FAQs

CANfrag

1. How to manage concentration of sperm while processing the sample for evaluation of DNA fragmentation?
If the sperm count in the semen sample is more, than dilute the sample with Phosphate Buffer Saline (PBS) or sperm preparation media to the concentration about 15-20 million per ml. And if the count is less, then centrifuge the semen sample at 800-1000 rpm for 10 minutes and then proceed for slide preparation.

2. What type of semen sample can be analysis with the help of this kit?
The kit is applicable to fresh, raw, diluted, frozen/thawed and processed semen sample.

3. How to maintain prescribed temperature during the slide preparation?
To maintain 90°C for melting of gel one can use boiling water bath or dry bath and to maintain 22°C cooling plates.

4. How to prevent solidification of gel in Agarose gel tube?
After heating the gel tube at 90°C, do not allow the gel temperature to go below 37°C, as gel has the property to get solidify when it gets cool down after digestion. Proceed for slide preparation immediately, when the vial temperature reaches nearly 37°C.

5. How to maintain integrity of gel during procedure?
Uneven gel distribution and bubble formation on the slide while placing the coverslip may disturb the integrity of the gel.
After placing sample over the slide maintain proper temperature and time to get the gel solidify properly.
Jerky overlay of the solution might affect the integrity of the gel so gently overlay the solution.

6. How to manage staining of the slide?
Always prepare fresh stain before proceeding for slide staining. If the staining is too dark then destain the slide completely with 100% ethanol, air dry and again stain by decreasing the time for staining but maintaining rest of the conditions same. If the staining is light then destain the slide with 100% ethanol and then restain by increasing the time for staining.

7. What could be the reason for no halo observed after slide preparation?
Avoid adding of semen sample when the gel in Agarose Gel Tube is too hot as high temperature affects DNA of the sperms. Also avoid vigorous mixing of the semen sample and bubble formation in gel as it generates stress which ultimately affects the integrity of DNA.

8. What is DNA Fragmentation Index (DFI)?
DFI (DNA Fragmentation Index) is the ratio expressed as percentage of sperm having fragmented DNA to the total sperm count.DNA fragmentation in sperm may be a cause of male infertility which cannot be detected by routine semen parameters like sperm concentration, motility analysis and morphology assessment.
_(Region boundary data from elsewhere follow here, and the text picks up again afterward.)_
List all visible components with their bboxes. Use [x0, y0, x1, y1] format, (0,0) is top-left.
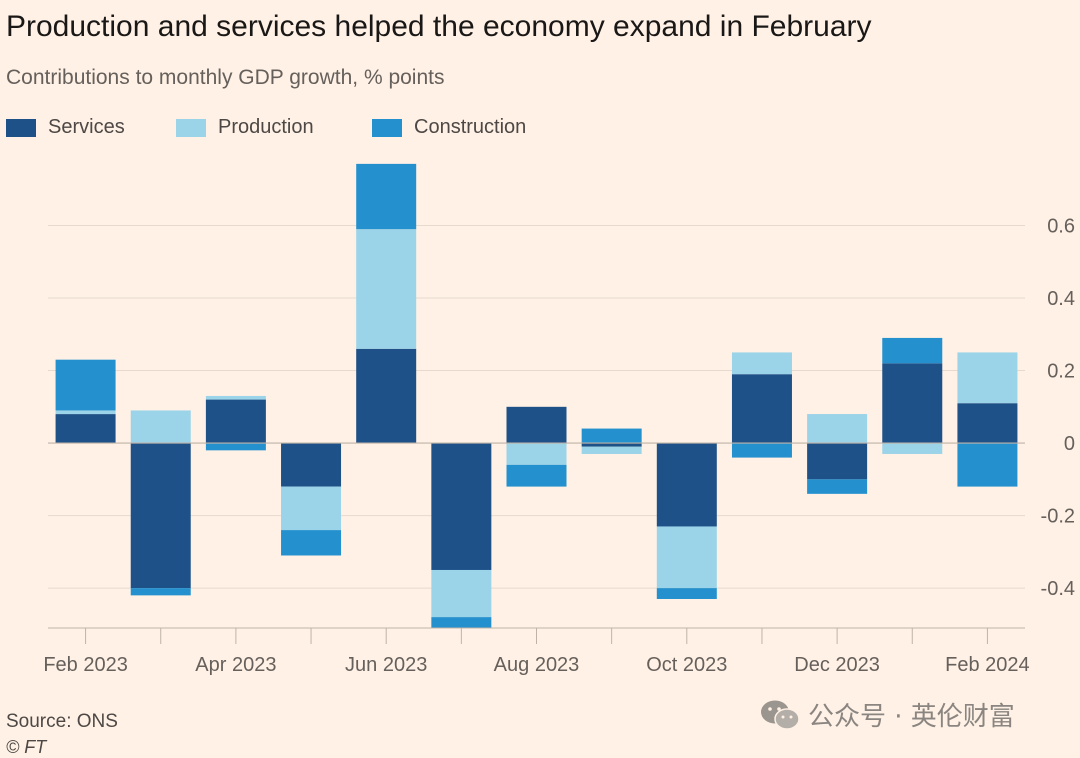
bar-construction [205, 443, 266, 451]
bar-services [431, 443, 492, 570]
bar-construction [130, 588, 191, 596]
bar-construction [55, 359, 116, 411]
y-tick-label: 0.6 [1047, 216, 1075, 238]
bar-production [581, 446, 642, 454]
bar-construction [506, 464, 567, 487]
x-tick-label: Aug 2023 [494, 654, 580, 676]
bar-construction [581, 428, 642, 444]
x-tick-label: Feb 2024 [945, 654, 1030, 676]
chart-title: Production and services helped the econo… [6, 10, 872, 43]
bar-production [55, 410, 116, 415]
bar-construction [281, 530, 342, 556]
bar-services [656, 443, 717, 527]
bar-production [731, 352, 792, 375]
bar-production [882, 443, 943, 454]
bar-construction [882, 337, 943, 364]
legend-item-services: Services [6, 116, 125, 139]
bar-services [807, 443, 868, 480]
bar-services [957, 403, 1018, 444]
legend-item-production: Production [176, 116, 314, 139]
y-tick-label: -0.2 [1041, 506, 1075, 528]
watermark-text: 公众号 · 英伦财富 [808, 702, 1015, 732]
chart-subtitle: Contributions to monthly GDP growth, % p… [6, 66, 445, 89]
source-note: Source: ONS [6, 711, 118, 732]
y-tick-label: 0.4 [1047, 288, 1075, 310]
legend-label-services: Services [48, 116, 125, 138]
bar-construction [957, 443, 1018, 487]
x-tick-label: Apr 2023 [195, 654, 276, 676]
y-tick-label: -0.4 [1041, 578, 1075, 600]
bar-production [130, 410, 191, 444]
bar-production [431, 569, 492, 618]
bar-services [581, 443, 642, 447]
x-tick-label: Jun 2023 [345, 654, 427, 676]
legend-item-construction: Construction [372, 116, 526, 139]
legend-label-construction: Construction [414, 116, 527, 138]
gridlines [48, 225, 1025, 589]
axes: 0.6 0.4 0.2 0 -0.2 -0.4 Feb 2023 Apr 2023 Jun 20… [43, 216, 1075, 676]
x-tick-label: Feb 2023 [43, 654, 128, 676]
bar-production [281, 486, 342, 531]
copyright-note: © FT [6, 737, 47, 757]
bar-services [205, 399, 266, 444]
wechat-icon [761, 700, 800, 730]
bar-construction [807, 479, 868, 494]
chart-plot-area: 0.6 0.4 0.2 0 -0.2 -0.4 Feb 2023 Apr 2023 Jun 20… [43, 163, 1075, 676]
bar-production [957, 352, 1018, 404]
bar-services [356, 348, 417, 444]
watermark: 公众号 · 英伦财富 [760, 696, 1015, 733]
bar-production [807, 414, 868, 444]
bar-construction [731, 443, 792, 458]
bar-services [731, 374, 792, 444]
y-tick-label: 0 [1064, 433, 1075, 455]
bar-services [55, 414, 116, 444]
legend-swatch-production [176, 118, 206, 137]
bar-construction [431, 617, 492, 628]
y-tick-label: 0.2 [1047, 361, 1075, 383]
x-tick-label: Dec 2023 [794, 654, 880, 676]
bar-construction [656, 588, 717, 599]
bar-services [130, 443, 191, 589]
bar-production [506, 443, 567, 465]
legend-swatch-services [6, 118, 36, 137]
bar-services [882, 363, 943, 444]
bar-construction [356, 163, 417, 230]
bar-production [356, 229, 417, 349]
bar-services [281, 443, 342, 487]
legend-swatch-construction [372, 118, 402, 137]
x-tick-label: Oct 2023 [646, 654, 727, 676]
bars [55, 163, 1018, 628]
legend-label-production: Production [218, 116, 314, 138]
bar-services [506, 406, 567, 444]
bar-production [656, 526, 717, 589]
bar-production [205, 395, 266, 400]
9. How to calculate Sperm DNA Fragmentation (SDF) Value?
Following equation can be used to calculate SDF value:
SDF Value (%) = (Number of fragmented Sperms scored / Total number of Sperms scored) X 100

10. How to interpret the SDF value obtained after slide scored?
The values obtain after SDF calculation must correspond with the earlier clinical and laboratory findings of the respective semen sample.

SDF % Interpretation
≤ 15% Excellent to Good sperm DNA integrity
> 15% to ≤ 30% Good to Fair sperm DNA integrity
> 30% Fair to very Poor sperm DNA integrity

The above interpretation range is based on SCSA method.